Accordingly, in the past decade, BNP Paribas’s securities services business – among other developments – has: won its first Asian clients after obtaining a trustee licence from the Monetary Authority of Singapore in 2008; won the transfer agency brief for Hong Kong’s Harvest Global Investments to help the manager distribute Asia funds into Switzerland; launched local clearing and custody in Peru; and been contracted for global custody by Mirae Asset Securities (USA), a broker-dealer and subsidiary of Asia’s Mirae Financial Services Group.

Patrick_ColleThe custodian bank’s expansion in the US started in 2012 when it became a member of the Depository Trust & Clearing Corporation (DTCC) – the US clearing infrastructure. The DTCC is a central securities depositary that any custodian needs access to in order to operate in the US securities market without a sub-custodian intermediary. Membership would mean the French bank could act as a sub-custodian for other banks and become the local custodian for more than 90% of its clients’ global assets. “We were the first non-US bank to do that, to get into the US market,” Colle says.

Novel arrival
The French bank’s arrival was so novel, given the small concentration of huge, domestic custodians in the US custody business, that “when we were launching our US custody offering, we were getting delays – and after asking why, we found out it was because the DTCC had not received an application for any new custody bank in 15 years and did not have a test environment prepared”.

When the Janus platform is opened to third parties, Colle also wants to win US managers as clients, particularly those with ambitions to expand internationally. “We see the mid-tier managers as our target because these firms are the ones that still have more business to do overseas. Being mid-tier means they are not serviced as well as they could be by larger custodians – but mid-tier to us is in fact big.”

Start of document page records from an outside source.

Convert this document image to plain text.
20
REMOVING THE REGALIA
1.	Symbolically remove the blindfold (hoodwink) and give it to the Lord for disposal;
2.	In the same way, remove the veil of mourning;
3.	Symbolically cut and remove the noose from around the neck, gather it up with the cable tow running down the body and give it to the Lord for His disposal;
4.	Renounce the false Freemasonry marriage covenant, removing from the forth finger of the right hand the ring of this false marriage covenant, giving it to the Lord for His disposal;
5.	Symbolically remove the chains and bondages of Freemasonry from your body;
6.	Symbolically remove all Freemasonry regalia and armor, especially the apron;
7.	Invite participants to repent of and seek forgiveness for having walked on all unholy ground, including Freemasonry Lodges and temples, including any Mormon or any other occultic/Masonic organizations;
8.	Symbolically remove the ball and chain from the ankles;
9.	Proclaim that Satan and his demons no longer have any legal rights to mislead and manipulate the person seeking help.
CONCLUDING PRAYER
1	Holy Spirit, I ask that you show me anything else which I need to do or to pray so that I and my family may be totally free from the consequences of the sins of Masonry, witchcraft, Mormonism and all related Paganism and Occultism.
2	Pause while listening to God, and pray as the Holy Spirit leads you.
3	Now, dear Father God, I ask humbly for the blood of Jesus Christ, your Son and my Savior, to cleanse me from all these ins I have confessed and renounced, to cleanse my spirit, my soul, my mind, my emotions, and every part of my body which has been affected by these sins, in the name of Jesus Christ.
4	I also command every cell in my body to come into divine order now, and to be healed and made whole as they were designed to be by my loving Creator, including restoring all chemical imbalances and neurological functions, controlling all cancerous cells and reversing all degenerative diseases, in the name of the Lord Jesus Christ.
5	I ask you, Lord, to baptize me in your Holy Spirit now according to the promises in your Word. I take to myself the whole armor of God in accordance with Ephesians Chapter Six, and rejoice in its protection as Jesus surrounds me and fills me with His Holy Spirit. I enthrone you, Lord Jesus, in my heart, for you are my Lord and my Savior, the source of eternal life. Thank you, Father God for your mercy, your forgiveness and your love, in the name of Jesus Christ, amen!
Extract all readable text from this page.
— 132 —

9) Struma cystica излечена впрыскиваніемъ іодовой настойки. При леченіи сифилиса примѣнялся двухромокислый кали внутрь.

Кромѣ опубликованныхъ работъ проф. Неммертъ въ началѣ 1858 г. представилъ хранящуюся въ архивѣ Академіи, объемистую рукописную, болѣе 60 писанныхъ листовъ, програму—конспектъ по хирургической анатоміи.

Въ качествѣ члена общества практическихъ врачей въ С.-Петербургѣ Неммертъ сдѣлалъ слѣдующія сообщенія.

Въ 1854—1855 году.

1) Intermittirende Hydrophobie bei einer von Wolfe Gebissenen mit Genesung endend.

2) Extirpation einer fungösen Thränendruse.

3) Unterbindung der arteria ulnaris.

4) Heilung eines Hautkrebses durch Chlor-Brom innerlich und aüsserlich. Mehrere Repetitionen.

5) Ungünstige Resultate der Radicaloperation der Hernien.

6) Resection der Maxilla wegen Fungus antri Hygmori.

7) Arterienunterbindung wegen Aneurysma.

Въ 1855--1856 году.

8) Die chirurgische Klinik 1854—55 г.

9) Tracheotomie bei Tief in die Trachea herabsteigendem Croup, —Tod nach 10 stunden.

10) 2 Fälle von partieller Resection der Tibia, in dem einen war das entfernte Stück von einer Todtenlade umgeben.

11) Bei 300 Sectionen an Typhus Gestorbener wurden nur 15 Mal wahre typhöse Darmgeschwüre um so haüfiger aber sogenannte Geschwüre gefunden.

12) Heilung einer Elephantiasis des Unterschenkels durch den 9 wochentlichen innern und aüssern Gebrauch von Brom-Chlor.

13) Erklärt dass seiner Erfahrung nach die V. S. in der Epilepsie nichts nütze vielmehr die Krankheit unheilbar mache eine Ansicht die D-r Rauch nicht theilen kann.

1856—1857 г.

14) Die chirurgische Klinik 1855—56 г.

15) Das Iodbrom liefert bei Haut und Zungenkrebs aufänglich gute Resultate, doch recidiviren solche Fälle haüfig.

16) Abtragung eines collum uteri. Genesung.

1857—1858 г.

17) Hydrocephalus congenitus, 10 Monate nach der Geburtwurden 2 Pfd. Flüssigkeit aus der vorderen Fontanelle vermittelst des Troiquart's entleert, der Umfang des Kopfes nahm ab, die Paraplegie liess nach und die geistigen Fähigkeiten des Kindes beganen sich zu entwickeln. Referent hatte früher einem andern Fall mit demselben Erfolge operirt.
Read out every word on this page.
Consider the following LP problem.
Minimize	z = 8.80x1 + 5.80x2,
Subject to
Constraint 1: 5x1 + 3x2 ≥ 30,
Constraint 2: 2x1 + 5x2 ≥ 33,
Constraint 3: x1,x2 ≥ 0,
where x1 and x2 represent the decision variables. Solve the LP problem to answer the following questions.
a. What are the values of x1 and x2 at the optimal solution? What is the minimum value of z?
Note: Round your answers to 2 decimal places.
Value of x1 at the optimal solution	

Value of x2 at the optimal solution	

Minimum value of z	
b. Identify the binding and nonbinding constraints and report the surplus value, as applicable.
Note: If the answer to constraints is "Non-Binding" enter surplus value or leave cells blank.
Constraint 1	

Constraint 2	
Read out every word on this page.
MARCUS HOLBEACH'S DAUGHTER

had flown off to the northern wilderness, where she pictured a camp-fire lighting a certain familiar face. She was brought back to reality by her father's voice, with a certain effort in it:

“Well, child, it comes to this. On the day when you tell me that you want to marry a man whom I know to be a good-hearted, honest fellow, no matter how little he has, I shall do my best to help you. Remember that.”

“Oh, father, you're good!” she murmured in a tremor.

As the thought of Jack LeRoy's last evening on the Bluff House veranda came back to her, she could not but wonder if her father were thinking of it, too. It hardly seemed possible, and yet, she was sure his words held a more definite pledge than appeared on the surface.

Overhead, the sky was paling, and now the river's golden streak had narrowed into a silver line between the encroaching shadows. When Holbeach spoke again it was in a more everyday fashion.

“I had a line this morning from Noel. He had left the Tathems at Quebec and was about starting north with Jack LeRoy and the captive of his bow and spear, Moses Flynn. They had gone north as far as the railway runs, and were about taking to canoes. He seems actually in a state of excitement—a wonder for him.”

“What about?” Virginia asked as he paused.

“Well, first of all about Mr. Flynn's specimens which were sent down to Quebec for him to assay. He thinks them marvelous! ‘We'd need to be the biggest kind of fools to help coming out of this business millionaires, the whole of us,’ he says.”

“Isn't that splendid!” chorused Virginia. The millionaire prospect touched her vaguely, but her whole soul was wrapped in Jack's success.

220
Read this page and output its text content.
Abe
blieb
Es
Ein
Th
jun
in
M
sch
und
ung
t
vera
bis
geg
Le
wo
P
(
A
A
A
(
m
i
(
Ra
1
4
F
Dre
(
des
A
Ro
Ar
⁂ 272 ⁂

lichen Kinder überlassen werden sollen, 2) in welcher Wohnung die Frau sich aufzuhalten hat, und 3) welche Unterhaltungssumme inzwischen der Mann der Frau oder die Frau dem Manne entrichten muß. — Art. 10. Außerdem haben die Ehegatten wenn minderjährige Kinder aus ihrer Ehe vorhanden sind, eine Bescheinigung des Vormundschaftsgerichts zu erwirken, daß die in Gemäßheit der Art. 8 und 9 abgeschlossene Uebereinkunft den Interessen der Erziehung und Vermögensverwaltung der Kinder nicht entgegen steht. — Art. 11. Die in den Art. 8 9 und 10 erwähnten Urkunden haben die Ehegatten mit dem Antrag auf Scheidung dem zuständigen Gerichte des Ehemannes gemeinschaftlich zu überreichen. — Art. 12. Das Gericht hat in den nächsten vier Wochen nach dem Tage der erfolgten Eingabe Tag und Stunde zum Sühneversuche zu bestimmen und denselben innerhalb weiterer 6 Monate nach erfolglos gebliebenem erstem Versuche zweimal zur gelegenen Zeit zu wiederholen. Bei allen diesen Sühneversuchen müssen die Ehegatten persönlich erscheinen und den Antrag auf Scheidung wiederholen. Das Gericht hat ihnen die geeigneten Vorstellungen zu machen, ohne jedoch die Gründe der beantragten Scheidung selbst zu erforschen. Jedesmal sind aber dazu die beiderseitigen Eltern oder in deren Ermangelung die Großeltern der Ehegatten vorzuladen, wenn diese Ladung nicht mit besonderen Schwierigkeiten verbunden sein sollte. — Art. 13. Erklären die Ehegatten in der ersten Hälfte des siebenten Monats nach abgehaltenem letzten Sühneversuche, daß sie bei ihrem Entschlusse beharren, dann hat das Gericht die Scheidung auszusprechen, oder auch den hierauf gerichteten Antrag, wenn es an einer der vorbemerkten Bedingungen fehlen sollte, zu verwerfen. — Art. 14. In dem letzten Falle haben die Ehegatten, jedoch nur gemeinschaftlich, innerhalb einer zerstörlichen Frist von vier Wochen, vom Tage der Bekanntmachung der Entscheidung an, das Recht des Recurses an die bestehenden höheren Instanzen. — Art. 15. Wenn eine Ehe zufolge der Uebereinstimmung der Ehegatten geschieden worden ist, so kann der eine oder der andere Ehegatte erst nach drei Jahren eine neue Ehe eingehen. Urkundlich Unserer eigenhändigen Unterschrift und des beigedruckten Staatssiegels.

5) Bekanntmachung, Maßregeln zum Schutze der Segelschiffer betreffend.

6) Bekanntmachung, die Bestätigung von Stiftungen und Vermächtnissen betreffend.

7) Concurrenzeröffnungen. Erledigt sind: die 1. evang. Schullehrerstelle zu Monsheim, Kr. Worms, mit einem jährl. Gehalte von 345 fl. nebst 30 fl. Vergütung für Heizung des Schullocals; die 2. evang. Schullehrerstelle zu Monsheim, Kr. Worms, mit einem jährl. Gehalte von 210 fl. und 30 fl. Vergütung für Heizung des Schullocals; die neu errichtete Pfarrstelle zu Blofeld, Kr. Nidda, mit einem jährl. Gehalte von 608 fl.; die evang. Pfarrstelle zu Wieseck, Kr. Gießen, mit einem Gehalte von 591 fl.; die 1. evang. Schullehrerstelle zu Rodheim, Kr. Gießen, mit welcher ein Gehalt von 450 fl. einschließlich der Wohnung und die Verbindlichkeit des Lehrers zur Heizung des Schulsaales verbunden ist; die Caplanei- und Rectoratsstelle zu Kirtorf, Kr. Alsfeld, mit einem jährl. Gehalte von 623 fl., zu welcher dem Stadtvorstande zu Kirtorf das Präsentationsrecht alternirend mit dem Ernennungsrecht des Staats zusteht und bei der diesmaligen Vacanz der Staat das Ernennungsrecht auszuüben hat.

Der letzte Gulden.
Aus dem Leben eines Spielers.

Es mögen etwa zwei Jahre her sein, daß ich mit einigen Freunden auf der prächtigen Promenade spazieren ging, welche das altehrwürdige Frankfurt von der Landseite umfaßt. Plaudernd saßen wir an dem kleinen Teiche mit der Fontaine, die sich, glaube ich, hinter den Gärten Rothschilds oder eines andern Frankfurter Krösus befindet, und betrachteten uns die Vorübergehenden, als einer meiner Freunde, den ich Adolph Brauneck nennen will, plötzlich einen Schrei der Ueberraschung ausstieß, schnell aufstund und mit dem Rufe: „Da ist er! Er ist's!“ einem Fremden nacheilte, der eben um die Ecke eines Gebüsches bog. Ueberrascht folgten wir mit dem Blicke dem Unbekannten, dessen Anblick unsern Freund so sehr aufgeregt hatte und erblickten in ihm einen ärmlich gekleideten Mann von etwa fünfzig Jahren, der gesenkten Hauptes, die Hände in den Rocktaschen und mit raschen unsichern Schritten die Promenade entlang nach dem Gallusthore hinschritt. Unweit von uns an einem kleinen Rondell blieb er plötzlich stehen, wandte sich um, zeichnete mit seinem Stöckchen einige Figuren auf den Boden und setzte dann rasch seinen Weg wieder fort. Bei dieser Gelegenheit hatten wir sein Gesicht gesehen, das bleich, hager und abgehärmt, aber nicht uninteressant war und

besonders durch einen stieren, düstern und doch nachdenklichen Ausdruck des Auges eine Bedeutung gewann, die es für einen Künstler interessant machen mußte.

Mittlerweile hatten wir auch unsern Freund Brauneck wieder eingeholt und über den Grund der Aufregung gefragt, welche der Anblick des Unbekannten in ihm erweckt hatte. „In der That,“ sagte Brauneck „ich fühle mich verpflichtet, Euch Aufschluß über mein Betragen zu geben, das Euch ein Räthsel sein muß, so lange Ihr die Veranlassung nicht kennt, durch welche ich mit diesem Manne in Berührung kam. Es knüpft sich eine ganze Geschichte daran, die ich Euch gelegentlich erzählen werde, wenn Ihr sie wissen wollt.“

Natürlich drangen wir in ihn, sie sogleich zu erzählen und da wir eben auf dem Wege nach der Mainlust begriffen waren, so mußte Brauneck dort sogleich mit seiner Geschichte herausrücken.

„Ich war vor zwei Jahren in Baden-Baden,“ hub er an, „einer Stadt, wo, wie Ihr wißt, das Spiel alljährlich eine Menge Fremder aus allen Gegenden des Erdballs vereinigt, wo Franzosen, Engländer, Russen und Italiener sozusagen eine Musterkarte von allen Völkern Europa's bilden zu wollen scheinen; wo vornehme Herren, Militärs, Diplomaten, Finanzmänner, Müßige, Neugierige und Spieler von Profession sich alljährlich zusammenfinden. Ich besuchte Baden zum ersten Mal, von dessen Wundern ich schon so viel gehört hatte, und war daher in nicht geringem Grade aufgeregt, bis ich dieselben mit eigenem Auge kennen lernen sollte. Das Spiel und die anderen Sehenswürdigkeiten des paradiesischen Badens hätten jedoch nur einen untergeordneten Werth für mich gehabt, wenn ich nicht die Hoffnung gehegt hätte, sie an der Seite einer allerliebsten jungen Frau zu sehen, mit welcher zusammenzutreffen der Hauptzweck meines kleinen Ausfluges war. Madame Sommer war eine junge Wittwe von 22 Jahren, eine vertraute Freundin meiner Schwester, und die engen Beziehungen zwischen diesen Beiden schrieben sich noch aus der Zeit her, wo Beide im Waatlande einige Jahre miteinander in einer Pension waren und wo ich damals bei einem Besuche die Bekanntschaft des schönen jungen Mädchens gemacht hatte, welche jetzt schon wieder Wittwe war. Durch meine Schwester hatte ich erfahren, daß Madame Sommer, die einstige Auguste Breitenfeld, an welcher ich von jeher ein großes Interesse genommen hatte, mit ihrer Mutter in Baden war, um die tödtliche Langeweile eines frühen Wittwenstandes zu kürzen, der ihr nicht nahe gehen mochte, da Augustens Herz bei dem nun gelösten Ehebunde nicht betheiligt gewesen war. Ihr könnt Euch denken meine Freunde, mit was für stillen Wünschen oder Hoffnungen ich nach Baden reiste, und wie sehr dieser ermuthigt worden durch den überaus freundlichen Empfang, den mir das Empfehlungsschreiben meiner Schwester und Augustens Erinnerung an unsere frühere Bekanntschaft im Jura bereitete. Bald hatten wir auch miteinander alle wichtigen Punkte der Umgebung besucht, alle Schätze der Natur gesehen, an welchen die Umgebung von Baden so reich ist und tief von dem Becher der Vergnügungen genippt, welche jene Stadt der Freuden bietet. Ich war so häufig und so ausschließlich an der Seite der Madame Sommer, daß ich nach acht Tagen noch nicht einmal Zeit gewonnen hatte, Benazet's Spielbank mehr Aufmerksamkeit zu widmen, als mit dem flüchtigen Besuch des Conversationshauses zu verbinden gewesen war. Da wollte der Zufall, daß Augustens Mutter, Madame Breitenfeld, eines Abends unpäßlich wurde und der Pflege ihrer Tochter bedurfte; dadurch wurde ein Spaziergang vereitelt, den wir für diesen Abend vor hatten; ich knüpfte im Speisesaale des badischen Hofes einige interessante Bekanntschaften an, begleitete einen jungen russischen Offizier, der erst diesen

He believes BNP Paribas SS has grown faster than the rest of the asset-servicing industry in the past nine years. He also says some business has been turned away out of necessity. “We do not want to chew too much too quickly”.

In the third quarter of 2018, BNP Paribas Securities Services saw revenues of €503 million, an increase of 5.6% on the same quarter in 2017. Excluding the effect of the transfer of a correspondent banking business from the French bank’s corporate banking arm, revenues were up by 2.7% as a result of business growth and new mandates.

According to the company’s results, assets under custody/administration were up 2.1% compared to September 30, 2017 and the number of transactions had risen 2.5%. Asset servicing is a market growing at 5% per annum, Colle adds, and says that the first and second quarters of 2018 were the “best-ever quarters for the whole industry”, thanks in part to net interest earnings on cash balances held for clients.

“The higher the rates, the more potential for spreads to be higher,” he says, with reference to upwardly moving central bank rates. “When rates are zero, it’s hard for custodians to extract 25 basis points of spread. Custodians have been very squeezed by rates and still are in Europe, though less and less in the US.”

In virtually any ranking you will find of assets under custody/administration, BNP Paribas has for years been the top European player. Globally, it falls into fifth place behind Bank of New York Mellon, State Street, JP Morgan and Citigroup. At the end of the third quarter of 2018, it had $13.8 trillion of assets under custody – lagging behind Citi’s $18 trillion, according to Trefis data (see table, previous page).

“Eight to nine years ago, we were not even half the size of Citi in asset terms, but today we are three-quarters the size,” Colle adds.

Overtaking Citi would be a milestone. He downplays this when asked – but does say that in 2017, based on reported revenue figures for the fourth quarter in dollars, BNP Paribas Securities Services was “a whisker above” its rival.